I’ve been intermittently working on my utility program to manage the Kurzweil 1200 Pro synthesizer rack and finally have a bit more to show off. I’ve been struggling to get the basic navigation between menu items working smoothly.
In C++ there is a condition that sometimes occurs when one class is accessing another class, but that other class already uses the first class – it’s known as a circular reference. Unfortunately, I seem to have a lot of this occurring in my program. This is normally a sign of a bad programming architecture and I have been re-factoring as much as I can to separate my presentation and processing logic. I’ve reduced it a lot, and at least the program can function as I intended without too many “forward declarations”. Now that the overall flow is functional, I can start to build out all the extra features. Watch this space!
This weekend I happened across someone selling an old CME UF-8 MIDI Keyboard. The unit was described as functional with a few broken keys, and the guy wanted $100 for it. I decided to take a chance, and bought the keyboard. It’s a heavy beast, weighing in at 30Kg, and is a full 88 key keyboard. It sports a true weighted hammer action, meaning it attempts to emulate a true grand piano keyboards action. The broken keys consisted of one white key that sat well below all the others and appeared truly broken, and many of the black keys did not return correctly. The black key problem seemed related to a shaft that connected them all as the keys all moved up or down together.
After stripping the unit down completely, I found the black key problem was indeed related to a common shaft, with each octave all being connected to a single shaft. For some strange reason, only the black keys seemed affected.
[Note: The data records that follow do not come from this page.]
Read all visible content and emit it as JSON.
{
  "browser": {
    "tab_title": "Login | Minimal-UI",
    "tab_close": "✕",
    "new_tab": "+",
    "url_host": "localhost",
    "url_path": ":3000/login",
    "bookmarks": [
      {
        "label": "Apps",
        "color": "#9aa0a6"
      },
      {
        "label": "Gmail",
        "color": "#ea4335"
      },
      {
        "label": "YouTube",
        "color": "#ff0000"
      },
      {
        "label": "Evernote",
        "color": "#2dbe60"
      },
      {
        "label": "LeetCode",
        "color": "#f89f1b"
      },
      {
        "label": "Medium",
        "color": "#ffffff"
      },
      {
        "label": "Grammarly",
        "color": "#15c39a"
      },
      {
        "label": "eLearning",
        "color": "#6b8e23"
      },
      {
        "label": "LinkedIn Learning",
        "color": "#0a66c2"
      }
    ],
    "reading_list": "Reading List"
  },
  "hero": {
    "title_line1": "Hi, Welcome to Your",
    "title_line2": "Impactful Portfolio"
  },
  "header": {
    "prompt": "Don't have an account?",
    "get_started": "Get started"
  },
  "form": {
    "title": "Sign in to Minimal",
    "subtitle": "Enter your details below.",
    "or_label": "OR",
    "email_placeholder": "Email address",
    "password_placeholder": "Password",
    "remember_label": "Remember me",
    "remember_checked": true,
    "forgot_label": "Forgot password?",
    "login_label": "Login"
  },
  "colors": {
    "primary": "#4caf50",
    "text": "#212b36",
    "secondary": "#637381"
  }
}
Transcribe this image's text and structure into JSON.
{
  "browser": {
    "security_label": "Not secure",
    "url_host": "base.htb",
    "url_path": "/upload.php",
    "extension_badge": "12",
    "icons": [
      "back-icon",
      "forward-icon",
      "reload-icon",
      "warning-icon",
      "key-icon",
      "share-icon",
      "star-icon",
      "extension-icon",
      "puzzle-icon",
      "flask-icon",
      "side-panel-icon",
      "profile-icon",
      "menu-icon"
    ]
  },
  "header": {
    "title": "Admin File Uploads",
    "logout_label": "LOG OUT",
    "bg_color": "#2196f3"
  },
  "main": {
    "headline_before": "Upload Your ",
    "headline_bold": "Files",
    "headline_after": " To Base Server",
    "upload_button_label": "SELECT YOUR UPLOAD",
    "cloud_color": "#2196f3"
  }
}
There seemed to be two types of problem, both caused by the plastic part of the metal hammers. With some keys, the plastic had expanded width-ways slightly and now the fit into the housing case was too snug causing it to stick. In other cases the expansion had made the hole that the shaft feeds through a bit too small, again causing the hammer to stick. I cleaned each octave, and filed and drilled as appropriate to ensure all the keys swung freely in each octave rack, and reassembled them all. I also managed to fix the one white key that had a small retaining clip broken off – I added a small screw instead.
So after a days work and $100 I now have a good hammer action keyboard to add to my equipment list. All that remains is to learn how to actually play a piano!